İlk vakaların ev sahibi Çin
Kovid-19 salgınında ilk vakaların, Hıbey eyaletinin Vuhan kentinde görüldüğü Çin, hastanelere ilk başvuruların yapıldığı ve ilk ölümlerin kayda geçtiği ülke olmuştu.
Çin, salgının başından beri uyguladığı, “sıfır vaka” olarak adlandırılan katı tedbirlerle virüsü uzun süre kontrol altına almayı başarmış fakat büyük ekonomik kayıplara yol açan bu tedbirler, bulaşıcılığı yüksek varyantların sebep olduğu mükerrer salgınlar nedeniyle günlük hayatı sürdürülemez hale getirmişti.
Çin Ulusal Sağlık Komisyonu, 26 Aralık’ta Kovid-19’un 8 Ocak’tan itibaren “A kategorisi salgın hastalık” olarak ele alınmasına son verileceğini, Sınır Sağlığı ve Karantina Yasası uyarınca uygulanan kısıtlamaların kaldırılacağını duyurmuştu.
Yeni uygulamayla yurt dışından gelen yolcuların, seyahat öncesi Çin’in büyükelçilik ve konsolosluklarından sağlık kodu almak zorunda olmayacağı, varışlarında pozitif olsalar dahi merkezi karantinada tutulmayacakları bildirilmişti.
Çin Sivil Havacılık İdaresinden 29 Aralık’ta yapılan açıklamada, salgın nedeniyle uluslararası uçuşlara getirilen sefer ve yolcu sayısı kısıtlamalarının, 8 Ocak’tan itibaren uygulanmayacağı belirtilmişti.

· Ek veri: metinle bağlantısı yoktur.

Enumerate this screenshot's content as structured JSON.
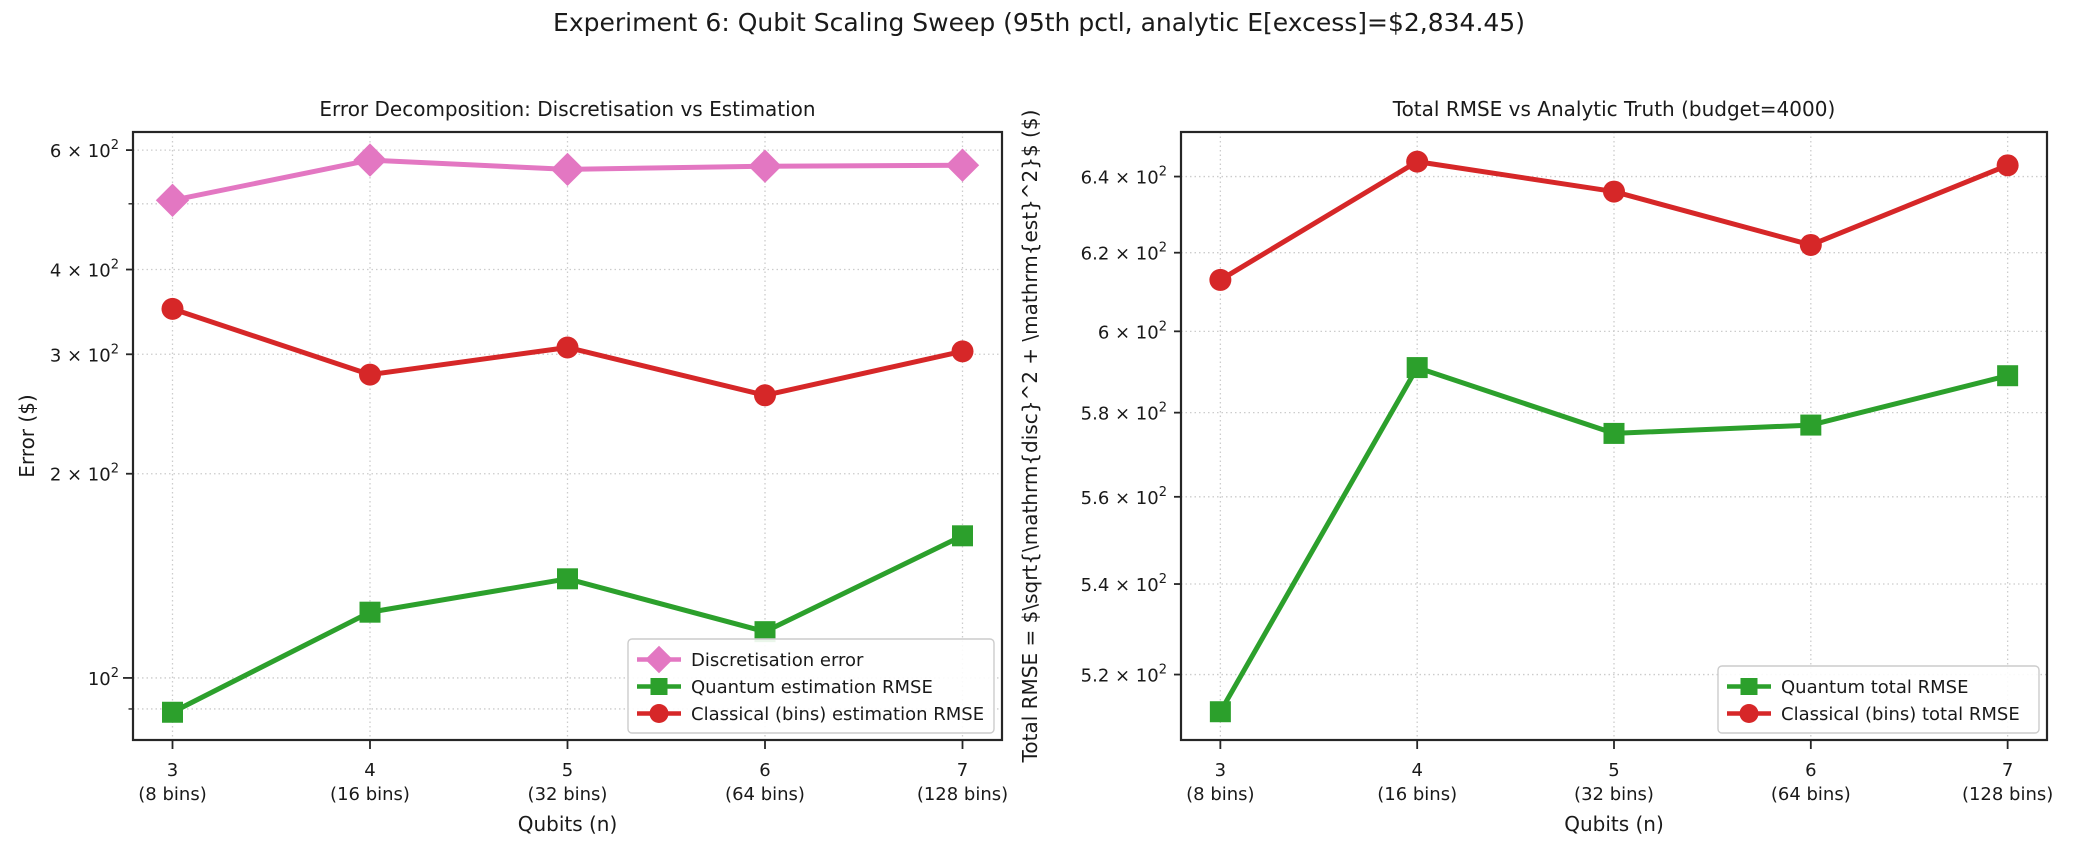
{
  "figure": {
    "suptitle": "Experiment 6: Qubit Scaling Sweep (95th pctl, analytic E[excess]=$2,834.45)",
    "background": "#ffffff",
    "text_color": "#1a1a1a",
    "spine_color": "#262626",
    "grid_color": "#cccccc"
  },
  "chart_data": [
    {
      "type": "line",
      "title": "Error Decomposition: Discretisation vs Estimation",
      "xlabel": "Qubits (n)",
      "ylabel": "Error ($)",
      "yscale": "log",
      "ylim": [
        81,
        638
      ],
      "x": [
        3,
        4,
        5,
        6,
        7
      ],
      "xtick_labels": [
        "3",
        "4",
        "5",
        "6",
        "7"
      ],
      "xtick_sublabels": [
        "(8 bins)",
        "(16 bins)",
        "(32 bins)",
        "(64 bins)",
        "(128 bins)"
      ],
      "yticks": [
        {
          "value": 600,
          "label": "6 × 10^2"
        },
        {
          "value": 400,
          "label": "4 × 10^2"
        },
        {
          "value": 300,
          "label": "3 × 10^2"
        },
        {
          "value": 200,
          "label": "2 × 10^2"
        },
        {
          "value": 100,
          "label": "10^2"
        }
      ],
      "ygrid_unlabeled": [
        500,
        90
      ],
      "grid": true,
      "legend_position": "lower right",
      "series": [
        {
          "name": "Discretisation error",
          "color": "#e377c2",
          "marker": "diamond",
          "values": [
            506,
            580,
            562,
            568,
            570
          ]
        },
        {
          "name": "Quantum estimation RMSE",
          "color": "#2ca02c",
          "marker": "square",
          "values": [
            89,
            125,
            140,
            117,
            162
          ]
        },
        {
          "name": "Classical (bins) estimation RMSE",
          "color": "#d62728",
          "marker": "circle",
          "values": [
            350,
            280,
            307,
            261,
            303
          ]
        }
      ]
    },
    {
      "type": "line",
      "title": "Total RMSE vs Analytic Truth (budget=4000)",
      "xlabel": "Qubits (n)",
      "ylabel": "Total RMSE = $\\sqrt{\\mathrm{disc}^2 + \\mathrm{est}^2}$  ($)",
      "yscale": "log",
      "ylim": [
        506,
        652
      ],
      "x": [
        3,
        4,
        5,
        6,
        7
      ],
      "xtick_labels": [
        "3",
        "4",
        "5",
        "6",
        "7"
      ],
      "xtick_sublabels": [
        "(8 bins)",
        "(16 bins)",
        "(32 bins)",
        "(64 bins)",
        "(128 bins)"
      ],
      "yticks": [
        {
          "value": 640,
          "label": "6.4 × 10^2"
        },
        {
          "value": 620,
          "label": "6.2 × 10^2"
        },
        {
          "value": 600,
          "label": "6 × 10^2"
        },
        {
          "value": 580,
          "label": "5.8 × 10^2"
        },
        {
          "value": 560,
          "label": "5.6 × 10^2"
        },
        {
          "value": 540,
          "label": "5.4 × 10^2"
        },
        {
          "value": 520,
          "label": "5.2 × 10^2"
        }
      ],
      "ygrid_unlabeled": [],
      "grid": true,
      "legend_position": "lower right",
      "series": [
        {
          "name": "Quantum total RMSE",
          "color": "#2ca02c",
          "marker": "square",
          "values": [
            512,
            591,
            575,
            577,
            589
          ]
        },
        {
          "name": "Classical (bins) total RMSE",
          "color": "#d62728",
          "marker": "circle",
          "values": [
            613,
            644,
            636,
            622,
            643
          ]
        }
      ]
    }
  ]
}
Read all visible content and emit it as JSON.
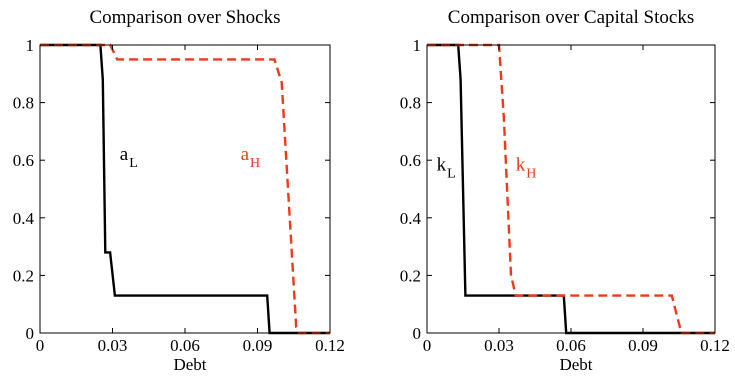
{
  "chart_data": [
    {
      "type": "line",
      "title": "Comparison over Shocks",
      "xlabel": "Debt",
      "ylabel": "",
      "xlim": [
        0,
        0.12
      ],
      "ylim": [
        0,
        1
      ],
      "xticks": [
        0,
        0.03,
        0.06,
        0.09,
        0.12
      ],
      "xtick_labels": [
        "0",
        "0.03",
        "0.06",
        "0.09",
        "0.12"
      ],
      "yticks": [
        0,
        0.2,
        0.4,
        0.6,
        0.8,
        1
      ],
      "ytick_labels": [
        "0",
        "0.2",
        "0.4",
        "0.6",
        "0.8",
        "1"
      ],
      "grid": false,
      "series": [
        {
          "name": "a_L",
          "color": "#000000",
          "style": "solid",
          "x": [
            0,
            0.025,
            0.026,
            0.027,
            0.029,
            0.031,
            0.032,
            0.09,
            0.094,
            0.095,
            0.12
          ],
          "y": [
            1,
            1,
            0.88,
            0.28,
            0.28,
            0.13,
            0.13,
            0.13,
            0.13,
            0,
            0
          ]
        },
        {
          "name": "a_H",
          "color": "#ee3a18",
          "style": "dashed",
          "x": [
            0,
            0.029,
            0.032,
            0.097,
            0.1,
            0.106,
            0.107,
            0.12
          ],
          "y": [
            1,
            1,
            0.95,
            0.95,
            0.87,
            0.02,
            0,
            0
          ]
        }
      ],
      "annotations": [
        {
          "main": "a",
          "sub": "L",
          "x": 0.033,
          "y": 0.6,
          "color": "#000000"
        },
        {
          "main": "a",
          "sub": "H",
          "x": 0.083,
          "y": 0.6,
          "color": "#ee3a18"
        }
      ]
    },
    {
      "type": "line",
      "title": "Comparison over Capital Stocks",
      "xlabel": "Debt",
      "ylabel": "",
      "xlim": [
        0,
        0.12
      ],
      "ylim": [
        0,
        1
      ],
      "xticks": [
        0,
        0.03,
        0.06,
        0.09,
        0.12
      ],
      "xtick_labels": [
        "0",
        "0.03",
        "0.06",
        "0.09",
        "0.12"
      ],
      "yticks": [
        0,
        0.2,
        0.4,
        0.6,
        0.8,
        1
      ],
      "ytick_labels": [
        "0",
        "0.2",
        "0.4",
        "0.6",
        "0.8",
        "1"
      ],
      "grid": false,
      "series": [
        {
          "name": "k_L",
          "color": "#000000",
          "style": "solid",
          "x": [
            0,
            0.013,
            0.014,
            0.016,
            0.017,
            0.057,
            0.058,
            0.12
          ],
          "y": [
            1,
            1,
            0.88,
            0.13,
            0.13,
            0.13,
            0,
            0
          ]
        },
        {
          "name": "k_H",
          "color": "#ee3a18",
          "style": "dashed",
          "x": [
            0,
            0.03,
            0.032,
            0.035,
            0.037,
            0.102,
            0.106,
            0.12
          ],
          "y": [
            1,
            1,
            0.75,
            0.2,
            0.13,
            0.13,
            0,
            0
          ]
        }
      ],
      "annotations": [
        {
          "main": "k",
          "sub": "L",
          "x": 0.004,
          "y": 0.565,
          "color": "#000000"
        },
        {
          "main": "k",
          "sub": "H",
          "x": 0.037,
          "y": 0.565,
          "color": "#ee3a18"
        }
      ]
    }
  ]
}
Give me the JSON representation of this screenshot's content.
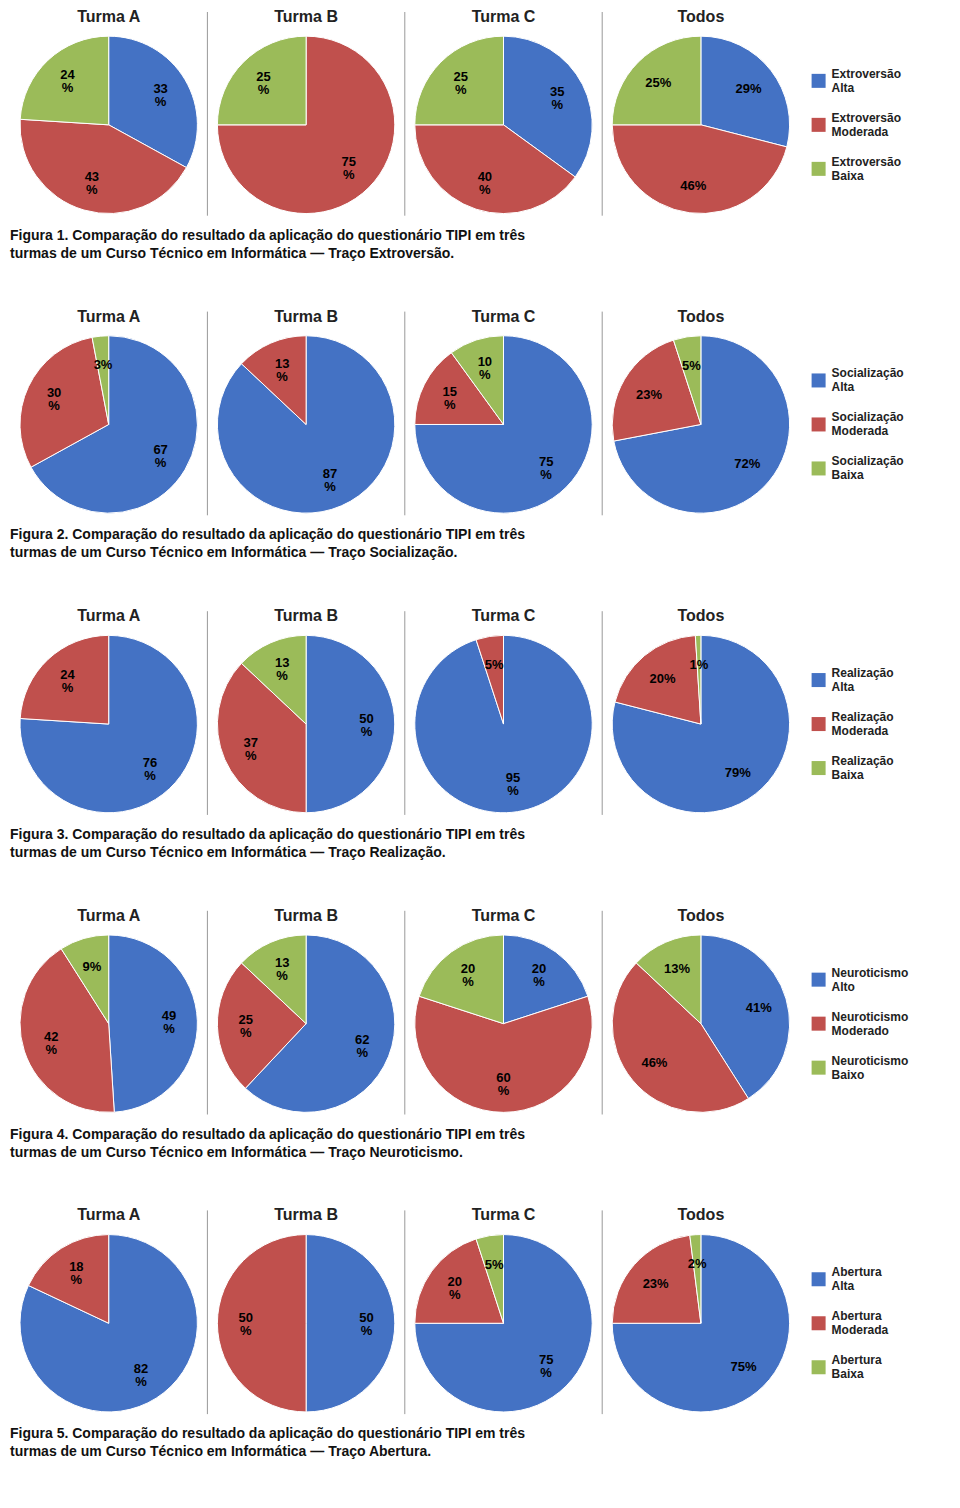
{
  "chart_data": [
    {
      "type": "pie",
      "title": "Figura 1. Comparação do resultado da aplicação do questionário TIPI em três\nturmas de um Curso Técnico em Informática — Traço Extroversão.",
      "categories": [
        "Extroversão\nAlta",
        "Extroversão\nModerada",
        "Extroversão\nBaixa"
      ],
      "colors": [
        "#4472C4",
        "#C0504D",
        "#9BBB59"
      ],
      "legend": "right",
      "data_labels": true,
      "series": [
        {
          "name": "Turma A",
          "values": [
            33,
            43,
            24
          ],
          "value_labels": [
            "33\n%",
            "43\n%",
            "24\n%"
          ]
        },
        {
          "name": "Turma B",
          "values": [
            0,
            75,
            25
          ],
          "value_labels": [
            null,
            "75\n%",
            "25\n%"
          ]
        },
        {
          "name": "Turma C",
          "values": [
            35,
            40,
            25
          ],
          "value_labels": [
            "35\n%",
            "40\n%",
            "25\n%"
          ]
        },
        {
          "name": "Todos",
          "values": [
            29,
            46,
            25
          ],
          "value_labels": [
            "29%",
            "46%",
            "25%"
          ]
        }
      ]
    },
    {
      "type": "pie",
      "title": "Figura 2. Comparação do resultado da aplicação do questionário TIPI em três\nturmas de um Curso Técnico em Informática — Traço Socialização.",
      "categories": [
        "Socialização\nAlta",
        "Socialização\nModerada",
        "Socialização\nBaixa"
      ],
      "colors": [
        "#4472C4",
        "#C0504D",
        "#9BBB59"
      ],
      "legend": "right",
      "data_labels": true,
      "series": [
        {
          "name": "Turma A",
          "values": [
            67,
            30,
            3
          ],
          "value_labels": [
            "67\n%",
            "30\n%",
            "3%"
          ]
        },
        {
          "name": "Turma B",
          "values": [
            87,
            13,
            0
          ],
          "value_labels": [
            "87\n%",
            "13\n%",
            null
          ]
        },
        {
          "name": "Turma C",
          "values": [
            75,
            15,
            10
          ],
          "value_labels": [
            "75\n%",
            "15\n%",
            "10\n%"
          ]
        },
        {
          "name": "Todos",
          "values": [
            72,
            23,
            5
          ],
          "value_labels": [
            "72%",
            "23%",
            "5%"
          ]
        }
      ]
    },
    {
      "type": "pie",
      "title": "Figura 3. Comparação do resultado da aplicação do questionário TIPI em três\nturmas de um Curso Técnico em Informática — Traço Realização.",
      "categories": [
        "Realização\nAlta",
        "Realização\nModerada",
        "Realização\nBaixa"
      ],
      "colors": [
        "#4472C4",
        "#C0504D",
        "#9BBB59"
      ],
      "legend": "right",
      "data_labels": true,
      "series": [
        {
          "name": "Turma A",
          "values": [
            76,
            24,
            0
          ],
          "value_labels": [
            "76\n%",
            "24\n%",
            null
          ]
        },
        {
          "name": "Turma B",
          "values": [
            50,
            37,
            13
          ],
          "value_labels": [
            "50\n%",
            "37\n%",
            "13\n%"
          ]
        },
        {
          "name": "Turma C",
          "values": [
            95,
            5,
            0
          ],
          "value_labels": [
            "95\n%",
            "5%",
            null
          ]
        },
        {
          "name": "Todos",
          "values": [
            79,
            20,
            1
          ],
          "value_labels": [
            "79%",
            "20%",
            "1%"
          ]
        }
      ]
    },
    {
      "type": "pie",
      "title": "Figura 4. Comparação do resultado da aplicação do questionário TIPI em três\nturmas de um Curso Técnico em Informática — Traço Neuroticismo.",
      "categories": [
        "Neuroticismo\nAlto",
        "Neuroticismo\nModerado",
        "Neuroticismo\nBaixo"
      ],
      "colors": [
        "#4472C4",
        "#C0504D",
        "#9BBB59"
      ],
      "legend": "right",
      "data_labels": true,
      "series": [
        {
          "name": "Turma A",
          "values": [
            49,
            42,
            9
          ],
          "value_labels": [
            "49\n%",
            "42\n%",
            "9%"
          ]
        },
        {
          "name": "Turma B",
          "values": [
            62,
            25,
            13
          ],
          "value_labels": [
            "62\n%",
            "25\n%",
            "13\n%"
          ]
        },
        {
          "name": "Turma C",
          "values": [
            20,
            60,
            20
          ],
          "value_labels": [
            "20\n%",
            "60\n%",
            "20\n%"
          ]
        },
        {
          "name": "Todos",
          "values": [
            41,
            46,
            13
          ],
          "value_labels": [
            "41%",
            "46%",
            "13%"
          ]
        }
      ]
    },
    {
      "type": "pie",
      "title": "Figura 5. Comparação do resultado da aplicação do questionário TIPI em três\nturmas de um Curso Técnico em Informática — Traço Abertura.",
      "categories": [
        "Abertura\nAlta",
        "Abertura\nModerada",
        "Abertura\nBaixa"
      ],
      "colors": [
        "#4472C4",
        "#C0504D",
        "#9BBB59"
      ],
      "legend": "right",
      "data_labels": true,
      "series": [
        {
          "name": "Turma A",
          "values": [
            82,
            18,
            0
          ],
          "value_labels": [
            "82\n%",
            "18\n%",
            null
          ]
        },
        {
          "name": "Turma B",
          "values": [
            50,
            50,
            0
          ],
          "value_labels": [
            "50\n%",
            "50\n%",
            null
          ]
        },
        {
          "name": "Turma C",
          "values": [
            75,
            20,
            5
          ],
          "value_labels": [
            "75\n%",
            "20\n%",
            "5%"
          ]
        },
        {
          "name": "Todos",
          "values": [
            75,
            23,
            2
          ],
          "value_labels": [
            "75%",
            "23%",
            "2%"
          ]
        }
      ]
    }
  ]
}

Çin, tedbirlerin gevşetilmesinin ardından dünyada şimdiye dek görülen en büyük Kovid-19 yayılmasıyla karşı karşıya. Sağlık otoriteleri günlük vaka, ölüm ve hasta sayılarını açıklamayı bırakırken, her gün milyonlarca yeni vaka ve binlerce ölüm olduğu tahmin ediliyor. Hastanelerde, kliniklerde, morglarda ve cesetlerin yakıldığı krematoryumlardaki artan yoğunluk salgın tablosunun vahametini ortaya koyuyor.
Merkezi İngiltere’nin başkenti Londra’da bulunan sağlık veri hizmetleri ve analiz şirketi Airfinity’nin tahminlerine göre, ülkede aralık ortasında günlük vaka sayısı 1 milyonu aşarken, ay boyunca 18,6 milyon kişi Kovid-19’a yakalandı. Şirket, günlük ölüm sayısının ise aralık sonunda 9 bine ulaştığını tahmin ediyor.